Hemming Paulsen Groli had another five years on life’s ledger. His son, our great grandfather, Ole, who left for the US with much promise in 1882 had three. With that hope, Ole also had dealt himself a hand of hardship, as our stories do tell.

We now close this chapter of the re-tell, and await some new and some revamped stories. Many will stand as they were written.

Copyright © Marilee Wein and DoubleGenealogyTheAdoptionWitness 2018-2023, author and owner. All rights reserved. No part of this work may be reproduced without prior written permission of the copyright author and owner.

Updates: This story was updated on September 12, 2022. The updates are disclosed on the above PDF. Also, the blogpost “Those Fiplingkrogen Tales of Mali Hemmingsdatter’ was published in August 2022; its PDF carries information on likely parentage of Hemming Sivertsen and Guru Olsdatter. The PDF was updated again on March 2023 as “Hattfjelldal Norway In The Beginning Again.”

Notes and Sources

1 The primary source for our Norwegian emigration is the first person account of Granddad Matt Hemmingsen who arrived in Wisconsin in 1887, at eleven. His son, John Oliver Hemmingsen, our Dad, gives a second hand listen. Granddad’s cousin Gina Rued Plocker, born in Wisconsin in 1888, into a new immigrant household, provides a first generation American, second hand account.

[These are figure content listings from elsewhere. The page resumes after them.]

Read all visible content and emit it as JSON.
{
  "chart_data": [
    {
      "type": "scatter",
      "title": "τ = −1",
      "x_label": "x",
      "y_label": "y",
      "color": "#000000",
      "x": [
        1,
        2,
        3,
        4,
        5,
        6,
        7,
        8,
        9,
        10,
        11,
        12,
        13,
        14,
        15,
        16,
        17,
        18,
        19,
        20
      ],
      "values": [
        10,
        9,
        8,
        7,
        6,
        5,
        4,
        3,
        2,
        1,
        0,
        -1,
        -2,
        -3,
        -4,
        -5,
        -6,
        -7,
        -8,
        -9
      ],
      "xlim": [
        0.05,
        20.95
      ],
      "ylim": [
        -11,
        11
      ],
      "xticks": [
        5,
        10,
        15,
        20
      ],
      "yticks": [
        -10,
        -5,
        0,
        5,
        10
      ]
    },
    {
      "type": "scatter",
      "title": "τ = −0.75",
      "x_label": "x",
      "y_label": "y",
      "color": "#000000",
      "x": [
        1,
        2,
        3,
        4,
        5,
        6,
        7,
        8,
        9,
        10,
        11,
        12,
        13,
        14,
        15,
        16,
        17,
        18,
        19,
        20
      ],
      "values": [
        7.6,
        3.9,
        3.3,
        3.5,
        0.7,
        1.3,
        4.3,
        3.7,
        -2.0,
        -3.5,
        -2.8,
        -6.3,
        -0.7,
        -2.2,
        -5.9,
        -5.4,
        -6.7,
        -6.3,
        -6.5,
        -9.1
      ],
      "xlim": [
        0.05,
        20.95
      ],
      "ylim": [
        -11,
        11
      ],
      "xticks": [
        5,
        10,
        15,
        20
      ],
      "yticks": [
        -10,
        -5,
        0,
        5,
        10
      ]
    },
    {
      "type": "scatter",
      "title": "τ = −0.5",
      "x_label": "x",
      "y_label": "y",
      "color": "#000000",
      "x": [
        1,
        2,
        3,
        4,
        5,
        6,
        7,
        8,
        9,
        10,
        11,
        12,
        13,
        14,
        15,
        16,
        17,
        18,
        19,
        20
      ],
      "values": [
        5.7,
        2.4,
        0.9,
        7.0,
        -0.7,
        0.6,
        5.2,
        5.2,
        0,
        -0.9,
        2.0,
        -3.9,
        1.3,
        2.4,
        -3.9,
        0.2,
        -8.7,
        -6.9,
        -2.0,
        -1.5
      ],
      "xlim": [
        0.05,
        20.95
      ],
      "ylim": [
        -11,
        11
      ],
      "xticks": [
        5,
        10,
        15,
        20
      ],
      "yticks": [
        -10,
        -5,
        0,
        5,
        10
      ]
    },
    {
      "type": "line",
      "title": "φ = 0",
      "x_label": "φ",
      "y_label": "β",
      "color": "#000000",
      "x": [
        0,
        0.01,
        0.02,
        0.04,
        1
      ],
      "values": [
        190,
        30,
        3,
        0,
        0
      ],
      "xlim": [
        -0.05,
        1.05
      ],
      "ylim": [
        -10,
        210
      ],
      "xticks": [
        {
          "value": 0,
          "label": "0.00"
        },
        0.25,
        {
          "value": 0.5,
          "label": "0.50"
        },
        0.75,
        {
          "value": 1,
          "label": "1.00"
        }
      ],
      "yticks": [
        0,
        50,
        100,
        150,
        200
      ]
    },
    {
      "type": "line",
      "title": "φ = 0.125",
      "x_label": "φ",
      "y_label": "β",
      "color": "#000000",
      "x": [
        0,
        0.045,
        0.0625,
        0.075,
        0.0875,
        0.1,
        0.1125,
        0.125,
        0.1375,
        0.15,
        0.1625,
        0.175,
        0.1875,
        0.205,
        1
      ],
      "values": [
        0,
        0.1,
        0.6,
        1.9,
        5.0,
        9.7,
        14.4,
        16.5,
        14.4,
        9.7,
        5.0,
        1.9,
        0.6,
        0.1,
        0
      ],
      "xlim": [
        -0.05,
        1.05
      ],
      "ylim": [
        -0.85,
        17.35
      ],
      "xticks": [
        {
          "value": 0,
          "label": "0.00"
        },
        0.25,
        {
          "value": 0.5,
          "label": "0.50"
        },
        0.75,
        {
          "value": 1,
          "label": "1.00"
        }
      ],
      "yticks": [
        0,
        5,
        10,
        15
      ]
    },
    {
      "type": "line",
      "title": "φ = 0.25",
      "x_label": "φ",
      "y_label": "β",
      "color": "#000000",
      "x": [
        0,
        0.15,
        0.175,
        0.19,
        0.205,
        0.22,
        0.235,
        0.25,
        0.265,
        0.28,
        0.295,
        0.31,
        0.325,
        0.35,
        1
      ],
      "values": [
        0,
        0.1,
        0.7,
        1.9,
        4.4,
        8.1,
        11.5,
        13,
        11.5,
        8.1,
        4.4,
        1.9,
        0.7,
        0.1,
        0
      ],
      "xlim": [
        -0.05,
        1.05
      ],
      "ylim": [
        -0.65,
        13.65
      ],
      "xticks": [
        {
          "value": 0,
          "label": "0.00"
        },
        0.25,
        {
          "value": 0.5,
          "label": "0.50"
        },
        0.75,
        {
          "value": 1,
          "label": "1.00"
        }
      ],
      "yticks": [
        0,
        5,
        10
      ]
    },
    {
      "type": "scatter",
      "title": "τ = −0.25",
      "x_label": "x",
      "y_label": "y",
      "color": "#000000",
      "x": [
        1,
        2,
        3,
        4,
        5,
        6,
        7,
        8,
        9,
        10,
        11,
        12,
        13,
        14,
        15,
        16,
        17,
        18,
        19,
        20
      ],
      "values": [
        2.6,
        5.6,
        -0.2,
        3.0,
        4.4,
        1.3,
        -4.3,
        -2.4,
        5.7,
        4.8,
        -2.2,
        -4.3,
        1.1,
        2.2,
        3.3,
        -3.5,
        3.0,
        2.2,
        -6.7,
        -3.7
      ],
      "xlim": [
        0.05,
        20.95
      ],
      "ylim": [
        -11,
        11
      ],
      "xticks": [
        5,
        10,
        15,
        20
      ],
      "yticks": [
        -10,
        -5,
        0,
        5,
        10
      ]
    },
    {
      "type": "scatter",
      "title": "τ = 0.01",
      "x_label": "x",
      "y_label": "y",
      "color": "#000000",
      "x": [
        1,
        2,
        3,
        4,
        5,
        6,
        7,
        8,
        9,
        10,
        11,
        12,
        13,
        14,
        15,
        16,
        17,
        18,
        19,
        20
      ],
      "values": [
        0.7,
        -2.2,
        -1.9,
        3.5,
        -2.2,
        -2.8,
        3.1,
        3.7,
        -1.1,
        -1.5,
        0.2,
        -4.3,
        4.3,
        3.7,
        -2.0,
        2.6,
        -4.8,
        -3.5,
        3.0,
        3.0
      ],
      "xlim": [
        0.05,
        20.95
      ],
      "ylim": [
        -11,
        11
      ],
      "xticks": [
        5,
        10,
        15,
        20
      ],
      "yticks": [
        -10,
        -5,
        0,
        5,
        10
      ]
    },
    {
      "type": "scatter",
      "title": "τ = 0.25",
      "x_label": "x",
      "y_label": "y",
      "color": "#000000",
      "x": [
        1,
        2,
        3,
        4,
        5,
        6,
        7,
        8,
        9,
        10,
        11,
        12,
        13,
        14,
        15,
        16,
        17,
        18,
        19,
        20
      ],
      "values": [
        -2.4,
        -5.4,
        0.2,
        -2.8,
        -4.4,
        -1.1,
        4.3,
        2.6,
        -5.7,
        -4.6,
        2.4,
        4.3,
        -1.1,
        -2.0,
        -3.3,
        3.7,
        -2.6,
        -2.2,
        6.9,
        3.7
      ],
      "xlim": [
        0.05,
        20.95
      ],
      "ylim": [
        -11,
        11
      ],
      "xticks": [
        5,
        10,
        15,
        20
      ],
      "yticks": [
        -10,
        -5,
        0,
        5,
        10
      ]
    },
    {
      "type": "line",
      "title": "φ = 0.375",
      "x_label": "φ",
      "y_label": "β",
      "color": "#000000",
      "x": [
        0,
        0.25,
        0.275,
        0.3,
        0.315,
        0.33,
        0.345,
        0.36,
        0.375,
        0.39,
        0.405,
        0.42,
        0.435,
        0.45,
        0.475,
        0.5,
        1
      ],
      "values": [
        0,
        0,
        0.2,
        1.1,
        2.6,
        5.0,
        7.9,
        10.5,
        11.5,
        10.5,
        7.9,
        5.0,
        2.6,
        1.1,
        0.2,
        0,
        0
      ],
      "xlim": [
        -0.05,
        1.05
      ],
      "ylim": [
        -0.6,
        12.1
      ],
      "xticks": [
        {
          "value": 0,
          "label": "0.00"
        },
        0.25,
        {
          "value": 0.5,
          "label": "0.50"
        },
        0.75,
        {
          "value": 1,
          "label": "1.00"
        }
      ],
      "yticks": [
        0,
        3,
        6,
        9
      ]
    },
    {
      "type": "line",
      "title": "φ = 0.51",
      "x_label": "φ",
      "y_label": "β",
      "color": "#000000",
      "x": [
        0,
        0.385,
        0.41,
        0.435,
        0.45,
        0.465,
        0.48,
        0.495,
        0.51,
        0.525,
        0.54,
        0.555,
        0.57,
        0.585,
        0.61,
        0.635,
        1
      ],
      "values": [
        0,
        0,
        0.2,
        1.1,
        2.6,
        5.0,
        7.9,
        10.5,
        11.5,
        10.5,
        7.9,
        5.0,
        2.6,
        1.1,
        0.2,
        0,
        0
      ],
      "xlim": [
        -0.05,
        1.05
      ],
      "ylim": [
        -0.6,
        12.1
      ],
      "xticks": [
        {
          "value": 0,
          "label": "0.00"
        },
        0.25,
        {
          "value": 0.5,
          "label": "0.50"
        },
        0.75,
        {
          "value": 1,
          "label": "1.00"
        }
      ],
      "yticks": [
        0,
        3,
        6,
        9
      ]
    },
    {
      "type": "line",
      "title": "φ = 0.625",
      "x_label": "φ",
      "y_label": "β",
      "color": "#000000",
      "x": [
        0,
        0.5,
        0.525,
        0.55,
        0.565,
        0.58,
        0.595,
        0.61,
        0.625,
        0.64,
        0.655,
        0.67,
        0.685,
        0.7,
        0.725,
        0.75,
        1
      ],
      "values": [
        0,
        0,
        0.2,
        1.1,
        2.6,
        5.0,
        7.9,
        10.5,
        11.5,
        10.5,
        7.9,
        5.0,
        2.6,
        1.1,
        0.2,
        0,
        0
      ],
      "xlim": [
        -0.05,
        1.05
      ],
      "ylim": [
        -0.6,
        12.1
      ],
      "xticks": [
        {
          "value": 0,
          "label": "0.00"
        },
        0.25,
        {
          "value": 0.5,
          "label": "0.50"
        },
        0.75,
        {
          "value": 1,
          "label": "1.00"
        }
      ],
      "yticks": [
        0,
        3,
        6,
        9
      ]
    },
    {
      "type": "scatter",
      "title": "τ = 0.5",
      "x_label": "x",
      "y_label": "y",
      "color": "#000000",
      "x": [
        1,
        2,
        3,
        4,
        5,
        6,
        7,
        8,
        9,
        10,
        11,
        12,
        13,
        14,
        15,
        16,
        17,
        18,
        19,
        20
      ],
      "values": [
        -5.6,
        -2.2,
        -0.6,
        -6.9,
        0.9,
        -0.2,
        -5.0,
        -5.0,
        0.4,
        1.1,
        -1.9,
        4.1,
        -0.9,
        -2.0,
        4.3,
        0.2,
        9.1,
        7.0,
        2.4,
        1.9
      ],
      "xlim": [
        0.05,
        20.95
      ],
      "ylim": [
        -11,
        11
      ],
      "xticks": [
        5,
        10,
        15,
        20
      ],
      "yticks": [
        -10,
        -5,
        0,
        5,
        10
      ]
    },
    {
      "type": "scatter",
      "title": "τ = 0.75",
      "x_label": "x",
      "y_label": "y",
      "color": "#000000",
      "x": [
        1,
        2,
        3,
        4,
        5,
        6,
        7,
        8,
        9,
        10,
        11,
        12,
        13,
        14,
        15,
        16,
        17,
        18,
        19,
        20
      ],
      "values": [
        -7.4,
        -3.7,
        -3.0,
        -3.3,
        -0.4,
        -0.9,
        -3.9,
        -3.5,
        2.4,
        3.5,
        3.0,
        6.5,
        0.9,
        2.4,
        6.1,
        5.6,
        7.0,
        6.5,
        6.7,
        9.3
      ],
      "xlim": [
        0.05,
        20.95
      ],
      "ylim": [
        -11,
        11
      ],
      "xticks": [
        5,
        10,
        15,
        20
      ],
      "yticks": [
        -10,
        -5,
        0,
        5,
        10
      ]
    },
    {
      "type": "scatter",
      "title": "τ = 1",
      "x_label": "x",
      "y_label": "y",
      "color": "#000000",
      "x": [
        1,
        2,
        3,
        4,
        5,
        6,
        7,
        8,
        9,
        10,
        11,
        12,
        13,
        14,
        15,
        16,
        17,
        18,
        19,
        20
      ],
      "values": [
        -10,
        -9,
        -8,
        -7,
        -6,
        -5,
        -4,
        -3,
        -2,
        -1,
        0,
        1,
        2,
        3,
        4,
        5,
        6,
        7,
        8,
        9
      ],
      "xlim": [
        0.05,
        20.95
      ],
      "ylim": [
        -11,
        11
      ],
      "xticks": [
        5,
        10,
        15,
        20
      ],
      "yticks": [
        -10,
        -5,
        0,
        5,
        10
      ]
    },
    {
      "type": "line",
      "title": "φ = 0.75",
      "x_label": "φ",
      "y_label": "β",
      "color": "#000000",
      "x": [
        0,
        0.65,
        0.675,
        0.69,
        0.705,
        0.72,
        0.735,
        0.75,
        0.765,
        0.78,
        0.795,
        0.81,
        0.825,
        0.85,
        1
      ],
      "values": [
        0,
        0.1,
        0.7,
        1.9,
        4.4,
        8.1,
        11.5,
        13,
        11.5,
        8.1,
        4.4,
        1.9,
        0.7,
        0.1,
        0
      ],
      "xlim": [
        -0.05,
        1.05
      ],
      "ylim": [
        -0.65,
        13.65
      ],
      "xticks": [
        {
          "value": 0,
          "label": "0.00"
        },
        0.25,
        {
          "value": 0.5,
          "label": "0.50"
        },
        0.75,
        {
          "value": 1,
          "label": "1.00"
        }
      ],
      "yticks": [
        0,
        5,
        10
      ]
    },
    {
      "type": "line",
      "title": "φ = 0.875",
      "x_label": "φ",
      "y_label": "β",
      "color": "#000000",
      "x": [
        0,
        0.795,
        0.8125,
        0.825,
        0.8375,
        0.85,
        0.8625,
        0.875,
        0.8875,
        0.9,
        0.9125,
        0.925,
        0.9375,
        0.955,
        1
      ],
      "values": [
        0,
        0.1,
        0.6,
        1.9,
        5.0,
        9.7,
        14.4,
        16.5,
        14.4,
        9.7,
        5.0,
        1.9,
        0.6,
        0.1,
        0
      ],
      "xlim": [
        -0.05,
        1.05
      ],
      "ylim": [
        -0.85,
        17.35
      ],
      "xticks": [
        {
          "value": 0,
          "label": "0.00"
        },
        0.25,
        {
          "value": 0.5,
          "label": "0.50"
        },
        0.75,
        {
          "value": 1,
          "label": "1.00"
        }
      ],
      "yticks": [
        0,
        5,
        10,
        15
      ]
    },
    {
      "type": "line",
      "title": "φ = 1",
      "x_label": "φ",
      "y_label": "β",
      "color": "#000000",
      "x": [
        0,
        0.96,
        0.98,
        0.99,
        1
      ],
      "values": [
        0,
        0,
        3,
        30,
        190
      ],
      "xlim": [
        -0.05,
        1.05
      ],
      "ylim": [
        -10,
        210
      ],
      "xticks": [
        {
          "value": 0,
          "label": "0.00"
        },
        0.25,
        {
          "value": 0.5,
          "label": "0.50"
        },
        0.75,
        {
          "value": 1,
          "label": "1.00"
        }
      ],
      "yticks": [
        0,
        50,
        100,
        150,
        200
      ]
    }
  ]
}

Dad wrote the Family History of John Oliver Hemmingsen and Mary Margaret Dickson in 1999. Granddad, Matt Hemmingsen (born Mathias Berg Olsen) wrote his memoirs ca 1954. Both were unpublished. The author has been using these genealogical assets for a decade. Recently, damaged audio tape made in 1959, by Matt’s cousin, Gina, became available. The author publishes these stories after verifying details at official archival sources.

We have expanded on this backdrop of information and verified facts at digitalarkivet.no and etc., as we develop stories that exist under the tab “Before Memories” – as noted in those individual stories. Sources for new findings in subsequent posts, are provided within, in their displays and, in this case, continued in the attached PDF.

2 AARHUS University, Nordics Info “Population Movement To and Within Norway, 1830-1914, Internal Movement”, author Jan Eivind Myhre

3 The attached PDF carries much source documentation.